デジタル化がもたらした印刷業の苦境
近年、印刷業はデジタル化の波に襲われ、大きな変革を余儀なくされています。株式会社帝国データバンクによる調査によれば、2025年度の印刷業の休廃業数は230件に達し、前年同期比で18.6%の増加を記録しました。これにより、年間で300件以上の印刷業者が市場から姿を消したことになります。この現象の背後には、デジタル化が進む中でのペーパーレス化、資材の高騰、そして人材不足といった三重苦が存在しています。
近年の印刷業は「情報を広く安く伝える」役割を担ってきましたが、アプリやSNSの普及により、チラシやダイレクトメールの需要が減少しつつあります。

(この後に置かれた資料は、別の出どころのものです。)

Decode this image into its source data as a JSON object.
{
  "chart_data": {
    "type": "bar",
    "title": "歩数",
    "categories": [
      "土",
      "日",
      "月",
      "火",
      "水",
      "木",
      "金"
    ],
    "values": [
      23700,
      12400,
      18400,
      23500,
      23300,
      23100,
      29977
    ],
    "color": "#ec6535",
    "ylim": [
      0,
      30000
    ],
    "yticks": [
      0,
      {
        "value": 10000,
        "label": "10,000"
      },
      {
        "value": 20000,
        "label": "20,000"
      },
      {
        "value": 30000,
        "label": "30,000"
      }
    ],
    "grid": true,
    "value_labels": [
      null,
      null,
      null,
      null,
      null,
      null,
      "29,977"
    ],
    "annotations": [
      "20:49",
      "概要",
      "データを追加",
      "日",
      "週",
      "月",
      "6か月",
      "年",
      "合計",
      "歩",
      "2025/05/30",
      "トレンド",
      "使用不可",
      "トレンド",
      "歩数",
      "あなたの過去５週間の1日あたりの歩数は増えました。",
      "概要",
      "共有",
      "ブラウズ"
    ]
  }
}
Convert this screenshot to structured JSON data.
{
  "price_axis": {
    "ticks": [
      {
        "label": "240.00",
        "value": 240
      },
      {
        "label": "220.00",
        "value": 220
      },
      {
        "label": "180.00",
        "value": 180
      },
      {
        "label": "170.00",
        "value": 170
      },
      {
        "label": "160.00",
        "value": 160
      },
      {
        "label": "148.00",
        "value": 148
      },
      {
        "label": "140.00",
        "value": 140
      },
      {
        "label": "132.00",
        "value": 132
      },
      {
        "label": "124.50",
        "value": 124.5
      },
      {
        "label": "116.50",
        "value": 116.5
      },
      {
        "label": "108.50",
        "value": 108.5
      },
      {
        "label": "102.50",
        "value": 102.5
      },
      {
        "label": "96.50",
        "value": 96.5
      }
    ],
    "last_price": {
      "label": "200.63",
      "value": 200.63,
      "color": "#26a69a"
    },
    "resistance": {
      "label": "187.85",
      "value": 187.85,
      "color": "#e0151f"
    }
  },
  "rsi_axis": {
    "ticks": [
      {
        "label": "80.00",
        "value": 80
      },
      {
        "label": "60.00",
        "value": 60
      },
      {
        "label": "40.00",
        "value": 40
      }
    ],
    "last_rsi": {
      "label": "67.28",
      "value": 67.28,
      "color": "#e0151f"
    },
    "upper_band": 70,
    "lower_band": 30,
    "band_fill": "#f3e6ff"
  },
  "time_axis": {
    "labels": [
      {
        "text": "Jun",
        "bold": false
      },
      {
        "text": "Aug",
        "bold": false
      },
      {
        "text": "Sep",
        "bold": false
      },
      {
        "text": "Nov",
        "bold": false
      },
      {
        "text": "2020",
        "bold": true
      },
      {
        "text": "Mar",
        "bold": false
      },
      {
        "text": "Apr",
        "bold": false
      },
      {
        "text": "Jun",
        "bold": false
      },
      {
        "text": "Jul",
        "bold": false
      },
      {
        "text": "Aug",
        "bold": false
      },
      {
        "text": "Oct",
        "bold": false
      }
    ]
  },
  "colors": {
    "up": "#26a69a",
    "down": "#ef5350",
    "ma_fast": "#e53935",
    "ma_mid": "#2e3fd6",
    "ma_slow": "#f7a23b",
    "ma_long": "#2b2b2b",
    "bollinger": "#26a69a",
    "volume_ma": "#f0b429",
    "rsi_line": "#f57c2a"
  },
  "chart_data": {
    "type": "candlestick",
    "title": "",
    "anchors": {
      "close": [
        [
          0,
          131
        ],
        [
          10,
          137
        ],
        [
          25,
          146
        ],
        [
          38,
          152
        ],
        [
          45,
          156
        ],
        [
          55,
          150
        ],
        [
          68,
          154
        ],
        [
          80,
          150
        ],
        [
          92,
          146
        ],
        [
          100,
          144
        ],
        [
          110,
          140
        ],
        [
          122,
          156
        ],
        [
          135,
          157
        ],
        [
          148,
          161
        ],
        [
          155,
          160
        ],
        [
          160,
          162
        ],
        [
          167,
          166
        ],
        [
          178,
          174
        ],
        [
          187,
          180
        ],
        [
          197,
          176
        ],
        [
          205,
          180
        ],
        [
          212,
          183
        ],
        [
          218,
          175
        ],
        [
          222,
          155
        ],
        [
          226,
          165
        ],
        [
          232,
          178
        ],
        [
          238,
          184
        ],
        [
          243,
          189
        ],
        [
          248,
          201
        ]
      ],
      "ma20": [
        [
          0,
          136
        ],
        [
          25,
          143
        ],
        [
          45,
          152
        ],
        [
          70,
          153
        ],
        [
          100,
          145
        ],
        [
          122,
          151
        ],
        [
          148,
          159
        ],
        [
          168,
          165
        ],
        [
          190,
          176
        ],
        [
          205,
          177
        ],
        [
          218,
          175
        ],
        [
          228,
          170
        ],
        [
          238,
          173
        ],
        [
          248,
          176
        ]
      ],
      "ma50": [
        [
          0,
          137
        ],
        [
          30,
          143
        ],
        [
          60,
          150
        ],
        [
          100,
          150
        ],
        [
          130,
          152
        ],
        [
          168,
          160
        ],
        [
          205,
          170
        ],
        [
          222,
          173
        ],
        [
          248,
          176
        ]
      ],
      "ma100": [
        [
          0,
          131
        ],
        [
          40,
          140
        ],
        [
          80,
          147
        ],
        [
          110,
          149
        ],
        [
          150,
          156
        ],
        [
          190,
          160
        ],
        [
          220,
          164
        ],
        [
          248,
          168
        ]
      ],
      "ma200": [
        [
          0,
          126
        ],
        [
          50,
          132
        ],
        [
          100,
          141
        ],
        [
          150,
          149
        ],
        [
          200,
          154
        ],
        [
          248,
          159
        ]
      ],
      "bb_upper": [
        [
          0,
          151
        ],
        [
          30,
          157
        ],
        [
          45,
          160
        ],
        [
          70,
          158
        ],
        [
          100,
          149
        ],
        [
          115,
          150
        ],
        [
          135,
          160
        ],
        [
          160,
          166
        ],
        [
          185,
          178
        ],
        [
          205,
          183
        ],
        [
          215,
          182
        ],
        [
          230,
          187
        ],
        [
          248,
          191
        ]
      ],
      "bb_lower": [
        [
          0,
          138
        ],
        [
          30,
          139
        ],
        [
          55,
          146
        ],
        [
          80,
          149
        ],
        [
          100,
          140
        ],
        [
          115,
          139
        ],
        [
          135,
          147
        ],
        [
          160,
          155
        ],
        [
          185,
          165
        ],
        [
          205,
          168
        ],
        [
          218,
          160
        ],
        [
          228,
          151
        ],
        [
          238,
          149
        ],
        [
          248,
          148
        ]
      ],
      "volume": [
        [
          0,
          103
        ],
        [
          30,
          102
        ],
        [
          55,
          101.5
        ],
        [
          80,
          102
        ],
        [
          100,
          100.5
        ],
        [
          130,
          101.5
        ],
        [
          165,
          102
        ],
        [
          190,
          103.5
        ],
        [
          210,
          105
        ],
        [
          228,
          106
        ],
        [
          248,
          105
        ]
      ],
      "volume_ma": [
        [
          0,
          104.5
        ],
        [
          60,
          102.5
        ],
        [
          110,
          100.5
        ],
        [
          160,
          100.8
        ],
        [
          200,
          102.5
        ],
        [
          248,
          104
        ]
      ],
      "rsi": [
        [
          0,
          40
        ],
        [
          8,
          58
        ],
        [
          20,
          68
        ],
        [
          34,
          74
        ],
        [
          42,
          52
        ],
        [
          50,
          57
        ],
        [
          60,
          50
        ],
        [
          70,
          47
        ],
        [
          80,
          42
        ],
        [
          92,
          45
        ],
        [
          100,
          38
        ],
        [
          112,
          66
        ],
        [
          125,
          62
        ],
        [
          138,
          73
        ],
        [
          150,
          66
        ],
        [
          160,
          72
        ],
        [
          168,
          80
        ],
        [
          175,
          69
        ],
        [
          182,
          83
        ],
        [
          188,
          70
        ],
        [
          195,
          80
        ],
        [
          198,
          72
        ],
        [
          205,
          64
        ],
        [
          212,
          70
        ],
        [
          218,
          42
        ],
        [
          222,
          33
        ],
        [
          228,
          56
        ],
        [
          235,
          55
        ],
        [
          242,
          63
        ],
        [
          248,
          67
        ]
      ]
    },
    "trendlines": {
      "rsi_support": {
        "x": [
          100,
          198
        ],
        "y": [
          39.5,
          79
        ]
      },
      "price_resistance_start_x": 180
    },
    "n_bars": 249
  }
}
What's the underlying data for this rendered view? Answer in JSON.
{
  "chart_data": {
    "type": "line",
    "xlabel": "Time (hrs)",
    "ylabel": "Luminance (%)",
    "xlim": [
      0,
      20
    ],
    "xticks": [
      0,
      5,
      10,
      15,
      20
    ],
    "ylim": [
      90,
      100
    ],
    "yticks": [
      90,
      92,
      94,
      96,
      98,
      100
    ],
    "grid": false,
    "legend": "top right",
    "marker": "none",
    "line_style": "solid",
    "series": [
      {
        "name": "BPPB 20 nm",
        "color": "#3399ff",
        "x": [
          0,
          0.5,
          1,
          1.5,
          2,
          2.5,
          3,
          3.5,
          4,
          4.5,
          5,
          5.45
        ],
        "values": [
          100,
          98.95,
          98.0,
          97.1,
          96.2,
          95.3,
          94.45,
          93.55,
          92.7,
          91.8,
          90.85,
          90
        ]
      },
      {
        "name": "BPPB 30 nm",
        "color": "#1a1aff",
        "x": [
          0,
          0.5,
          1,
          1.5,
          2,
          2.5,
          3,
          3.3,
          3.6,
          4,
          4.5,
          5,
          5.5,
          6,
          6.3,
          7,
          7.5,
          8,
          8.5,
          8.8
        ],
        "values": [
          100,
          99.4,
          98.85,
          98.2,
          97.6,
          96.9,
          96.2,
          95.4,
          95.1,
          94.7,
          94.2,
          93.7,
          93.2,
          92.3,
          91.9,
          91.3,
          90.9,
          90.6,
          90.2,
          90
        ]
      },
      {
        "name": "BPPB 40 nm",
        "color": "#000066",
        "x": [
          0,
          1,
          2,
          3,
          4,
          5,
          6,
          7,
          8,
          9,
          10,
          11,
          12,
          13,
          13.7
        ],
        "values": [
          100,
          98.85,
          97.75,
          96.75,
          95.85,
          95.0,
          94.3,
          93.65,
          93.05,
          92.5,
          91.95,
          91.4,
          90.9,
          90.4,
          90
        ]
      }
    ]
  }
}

特に、新聞の折り込みチラシがスマートフォンのデジタル広告に取って代わられたという意見もあり、紙の需要が急速に減少しています。このような状況下で、印刷業者は経営を維持するために直面する課題が数多くあります。
さらに、印刷用の紙やインク、そして電気代や物流費、人件費といった様々なコストが高騰しており、これが業界を直撃しています。売上が減少する中では、価格転嫁が難しくなり、受注するつもりがない案件ばかりが続く状況が常態化しています。このため業界全体での事業継続が難しくなってきました。
また、これまでの「巨額の設備投資による大量印刷・低コスト化」というビジネスモデルが、需要減と稼働率の低下によってのしかかっています。特に、中堅クラスの印刷業者は過去に行った大型設備投資の減価償却や、原材料高騰の影響に苦しんでおり、多くが再建を断念せざるを得ませんでした。加えて、自社の本業の需要が減少している中で、関連性の薄い事業への参入試みが逆効果をもたらしている例も多く見受けられます。
しかし、業界内には光明もあります。ウェブサイト構築やAR技術、動画制作、業務のアウトソーシングなど、印刷業の知見を活かしたデジタルソリューション営業に転換する動きが見られます。一部の企業は、廃業や撤退が相次ぐ現状を好機と捉え、積極的に新規顧客を受け入れ、売上を伸ばしている事例も存在しています。また、観光業の回復に伴う土産菓子のパッケージ印刷需求の伸びも一因とされており、局所的なニーズに合わせたビジネスモデルの模索が続いています。
とはいえ、印刷業の全体的な売上高は2007年度のピーク時から7割の水準に留まっており、厳しい競争が続いています。新しい事業を開発していくには大きなハードルが存在し、特に中小企業にとってはコストの上昇が経営を圧迫しています。このため、今後も廃業を余儀なくされる印刷業者が増える可能性は高いと言えます。デジタル化の進展がもたらす影響は、印刷業界にとって避けられない現実となっています。